It took more than half a century, but Belgian King Philippe has finally met his half sister.
After a few momentous weeks, during which a two-decade royal paternity scandal finally came to an end, the monarch finally met the newly-named Princess Delphine of Saxe-Coburg — until recently known as Delphine Boel.
“We met each other for the first time at the Castle of Laken. It was a warm encounter,” the king and princess said of the meeting last Friday.
Last month, a Belgian court ruled in Princess Delphine’s favour and officially recognised her as the daughter of former King Albert II, something the aging monarch had fought tooth and nail to avoid ever since the paternity allegations became public.
Rumours about Albert and Princess Delphine’s mother, the aristocratic wife of a wealthy industrialist, had been around for years but Albert’s two children never met each other.
Despite the acrimonious legal battle with Philippe’s father, the two seemed to get on well during a three-hour lunch.
“This long and rich discussion gave us the opportunity to learn to know each other. We talked about our respective lives and areas of shared interest,” the two said in a joint statement, clearly showing how, as family, they felt each other’s equals.
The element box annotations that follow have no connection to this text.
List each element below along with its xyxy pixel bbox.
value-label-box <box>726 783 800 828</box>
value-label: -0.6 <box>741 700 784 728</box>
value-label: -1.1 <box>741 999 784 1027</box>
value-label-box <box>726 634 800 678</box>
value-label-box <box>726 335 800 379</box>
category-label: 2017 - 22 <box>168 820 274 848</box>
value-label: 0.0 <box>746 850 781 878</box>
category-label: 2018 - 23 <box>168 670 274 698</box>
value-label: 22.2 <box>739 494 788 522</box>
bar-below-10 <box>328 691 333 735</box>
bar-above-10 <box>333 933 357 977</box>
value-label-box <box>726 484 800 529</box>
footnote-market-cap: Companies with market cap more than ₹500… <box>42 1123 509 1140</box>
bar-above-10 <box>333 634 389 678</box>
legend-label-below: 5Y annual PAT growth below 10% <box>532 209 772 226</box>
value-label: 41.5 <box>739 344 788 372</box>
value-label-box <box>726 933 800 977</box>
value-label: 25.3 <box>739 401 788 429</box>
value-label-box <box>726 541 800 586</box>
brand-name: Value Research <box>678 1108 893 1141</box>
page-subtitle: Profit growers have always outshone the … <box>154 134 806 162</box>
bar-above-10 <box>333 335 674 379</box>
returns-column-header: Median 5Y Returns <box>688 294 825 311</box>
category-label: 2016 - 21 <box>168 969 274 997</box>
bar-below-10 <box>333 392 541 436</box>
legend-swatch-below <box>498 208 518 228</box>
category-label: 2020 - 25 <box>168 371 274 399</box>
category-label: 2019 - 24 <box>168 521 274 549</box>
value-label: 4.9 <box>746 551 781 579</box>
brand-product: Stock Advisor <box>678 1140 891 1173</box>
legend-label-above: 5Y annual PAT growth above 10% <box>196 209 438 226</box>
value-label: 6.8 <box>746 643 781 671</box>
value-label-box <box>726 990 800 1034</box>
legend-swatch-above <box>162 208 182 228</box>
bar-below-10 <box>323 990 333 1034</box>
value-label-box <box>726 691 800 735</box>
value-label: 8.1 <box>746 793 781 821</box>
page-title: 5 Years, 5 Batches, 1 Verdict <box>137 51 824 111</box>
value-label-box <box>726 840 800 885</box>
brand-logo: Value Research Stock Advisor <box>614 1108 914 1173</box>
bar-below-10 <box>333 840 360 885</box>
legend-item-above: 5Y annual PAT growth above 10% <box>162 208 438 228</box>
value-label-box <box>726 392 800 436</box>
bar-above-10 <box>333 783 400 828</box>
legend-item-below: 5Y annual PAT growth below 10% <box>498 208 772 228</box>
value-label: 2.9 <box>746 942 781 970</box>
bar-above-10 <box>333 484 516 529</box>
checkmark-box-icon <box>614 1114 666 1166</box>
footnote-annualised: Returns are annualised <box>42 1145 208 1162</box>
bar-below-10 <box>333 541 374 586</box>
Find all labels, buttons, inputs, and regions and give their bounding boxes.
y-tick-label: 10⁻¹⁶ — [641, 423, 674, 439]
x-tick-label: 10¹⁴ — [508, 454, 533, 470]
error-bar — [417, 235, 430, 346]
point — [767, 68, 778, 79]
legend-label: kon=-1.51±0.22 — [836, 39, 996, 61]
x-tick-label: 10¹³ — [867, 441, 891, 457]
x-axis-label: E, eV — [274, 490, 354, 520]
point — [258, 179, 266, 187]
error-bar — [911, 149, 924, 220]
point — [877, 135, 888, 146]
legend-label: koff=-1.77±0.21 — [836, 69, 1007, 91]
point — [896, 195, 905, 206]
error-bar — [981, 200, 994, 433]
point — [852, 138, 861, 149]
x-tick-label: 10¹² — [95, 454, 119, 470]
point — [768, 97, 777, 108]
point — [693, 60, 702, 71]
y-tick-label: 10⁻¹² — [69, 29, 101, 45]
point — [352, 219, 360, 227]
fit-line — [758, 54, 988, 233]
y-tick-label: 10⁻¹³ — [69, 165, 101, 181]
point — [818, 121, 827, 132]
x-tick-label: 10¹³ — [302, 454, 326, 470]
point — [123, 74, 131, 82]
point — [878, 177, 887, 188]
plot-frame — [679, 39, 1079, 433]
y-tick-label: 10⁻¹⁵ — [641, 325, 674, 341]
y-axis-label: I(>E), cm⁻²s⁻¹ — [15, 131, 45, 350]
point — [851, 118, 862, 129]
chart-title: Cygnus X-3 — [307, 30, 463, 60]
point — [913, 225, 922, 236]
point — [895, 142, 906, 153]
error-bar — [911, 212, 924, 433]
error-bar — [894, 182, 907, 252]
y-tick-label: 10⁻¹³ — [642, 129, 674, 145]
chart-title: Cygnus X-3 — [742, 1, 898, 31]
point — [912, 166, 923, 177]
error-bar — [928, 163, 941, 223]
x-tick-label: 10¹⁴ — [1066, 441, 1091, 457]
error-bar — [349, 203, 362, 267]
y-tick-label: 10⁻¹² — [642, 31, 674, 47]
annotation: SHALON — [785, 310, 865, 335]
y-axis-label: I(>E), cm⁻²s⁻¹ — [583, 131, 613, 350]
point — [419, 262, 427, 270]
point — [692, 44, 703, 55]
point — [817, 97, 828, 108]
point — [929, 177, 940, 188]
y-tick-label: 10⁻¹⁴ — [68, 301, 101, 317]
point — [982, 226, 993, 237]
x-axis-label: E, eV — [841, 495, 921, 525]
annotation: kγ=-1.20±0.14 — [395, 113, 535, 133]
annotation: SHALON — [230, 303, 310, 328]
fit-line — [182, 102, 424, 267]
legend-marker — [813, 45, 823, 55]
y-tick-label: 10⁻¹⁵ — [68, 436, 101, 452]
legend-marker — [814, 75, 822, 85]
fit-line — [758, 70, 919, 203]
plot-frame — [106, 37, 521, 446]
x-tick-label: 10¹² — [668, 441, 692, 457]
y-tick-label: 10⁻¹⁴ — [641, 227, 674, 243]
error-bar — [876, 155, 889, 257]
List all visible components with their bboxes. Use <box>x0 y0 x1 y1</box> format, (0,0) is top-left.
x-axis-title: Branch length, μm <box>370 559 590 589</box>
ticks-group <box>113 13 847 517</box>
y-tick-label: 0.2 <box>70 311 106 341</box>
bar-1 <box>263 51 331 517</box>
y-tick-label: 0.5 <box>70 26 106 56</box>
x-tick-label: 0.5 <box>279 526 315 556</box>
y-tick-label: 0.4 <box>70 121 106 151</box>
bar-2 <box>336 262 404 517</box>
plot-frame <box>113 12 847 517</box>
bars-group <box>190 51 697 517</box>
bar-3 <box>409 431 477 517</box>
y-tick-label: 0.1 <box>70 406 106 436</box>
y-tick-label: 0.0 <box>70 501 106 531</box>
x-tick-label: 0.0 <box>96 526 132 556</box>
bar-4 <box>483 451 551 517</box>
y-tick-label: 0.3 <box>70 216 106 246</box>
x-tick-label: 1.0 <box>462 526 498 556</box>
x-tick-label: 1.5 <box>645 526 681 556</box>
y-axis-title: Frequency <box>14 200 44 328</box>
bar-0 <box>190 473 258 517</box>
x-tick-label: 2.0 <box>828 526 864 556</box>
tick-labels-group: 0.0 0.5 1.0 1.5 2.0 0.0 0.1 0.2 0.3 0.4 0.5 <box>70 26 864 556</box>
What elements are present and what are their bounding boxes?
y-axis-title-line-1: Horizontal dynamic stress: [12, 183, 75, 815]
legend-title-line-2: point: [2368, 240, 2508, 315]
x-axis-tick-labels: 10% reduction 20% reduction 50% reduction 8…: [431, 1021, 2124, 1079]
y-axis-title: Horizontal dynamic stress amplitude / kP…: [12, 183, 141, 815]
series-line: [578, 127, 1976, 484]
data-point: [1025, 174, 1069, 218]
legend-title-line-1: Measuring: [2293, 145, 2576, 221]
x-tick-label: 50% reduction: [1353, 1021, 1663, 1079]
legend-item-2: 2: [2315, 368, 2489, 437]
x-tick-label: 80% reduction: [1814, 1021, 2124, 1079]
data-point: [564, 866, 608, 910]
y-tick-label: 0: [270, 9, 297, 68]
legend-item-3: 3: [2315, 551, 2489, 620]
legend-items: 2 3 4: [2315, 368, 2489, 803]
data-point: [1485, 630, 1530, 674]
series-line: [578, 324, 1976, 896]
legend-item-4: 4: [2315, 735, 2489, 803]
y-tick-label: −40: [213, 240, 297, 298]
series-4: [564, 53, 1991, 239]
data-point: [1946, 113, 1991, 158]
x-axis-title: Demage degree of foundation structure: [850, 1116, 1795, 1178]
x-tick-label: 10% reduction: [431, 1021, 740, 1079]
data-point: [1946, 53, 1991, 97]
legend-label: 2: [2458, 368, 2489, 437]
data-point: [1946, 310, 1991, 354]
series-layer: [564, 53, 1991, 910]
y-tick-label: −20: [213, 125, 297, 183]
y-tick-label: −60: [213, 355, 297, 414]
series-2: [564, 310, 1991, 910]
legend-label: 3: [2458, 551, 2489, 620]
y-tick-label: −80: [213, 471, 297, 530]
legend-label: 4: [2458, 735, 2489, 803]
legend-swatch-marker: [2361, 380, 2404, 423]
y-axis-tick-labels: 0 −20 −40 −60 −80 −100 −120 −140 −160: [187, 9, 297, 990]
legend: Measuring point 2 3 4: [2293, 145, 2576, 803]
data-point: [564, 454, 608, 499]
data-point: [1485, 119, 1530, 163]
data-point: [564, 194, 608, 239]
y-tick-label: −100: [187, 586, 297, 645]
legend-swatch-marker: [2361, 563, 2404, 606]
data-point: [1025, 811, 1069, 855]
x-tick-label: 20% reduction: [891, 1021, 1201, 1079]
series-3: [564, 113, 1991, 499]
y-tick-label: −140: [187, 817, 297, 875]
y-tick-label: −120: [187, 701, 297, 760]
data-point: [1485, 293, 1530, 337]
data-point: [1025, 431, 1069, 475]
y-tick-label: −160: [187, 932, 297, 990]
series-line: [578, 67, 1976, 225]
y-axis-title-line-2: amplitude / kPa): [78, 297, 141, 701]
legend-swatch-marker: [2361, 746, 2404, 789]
Princess Delphine, 52, is an artist known for her quirky, sometimes outrageous, statues. The king, 60, has painting as a hobby.
“This bond will further develop within the family setting,” they said, signing off as “Philippe & Delphine” without any royal titles attached.
Princess Delphine had to go through a seven-year court battle to get family recognition, if not the love of a father who had always cold-shouldered her.
King Albert decided in January to no longer fight a claim that he is Princess Delphine’s father, after he finally agreed to have a DNA test and received the results.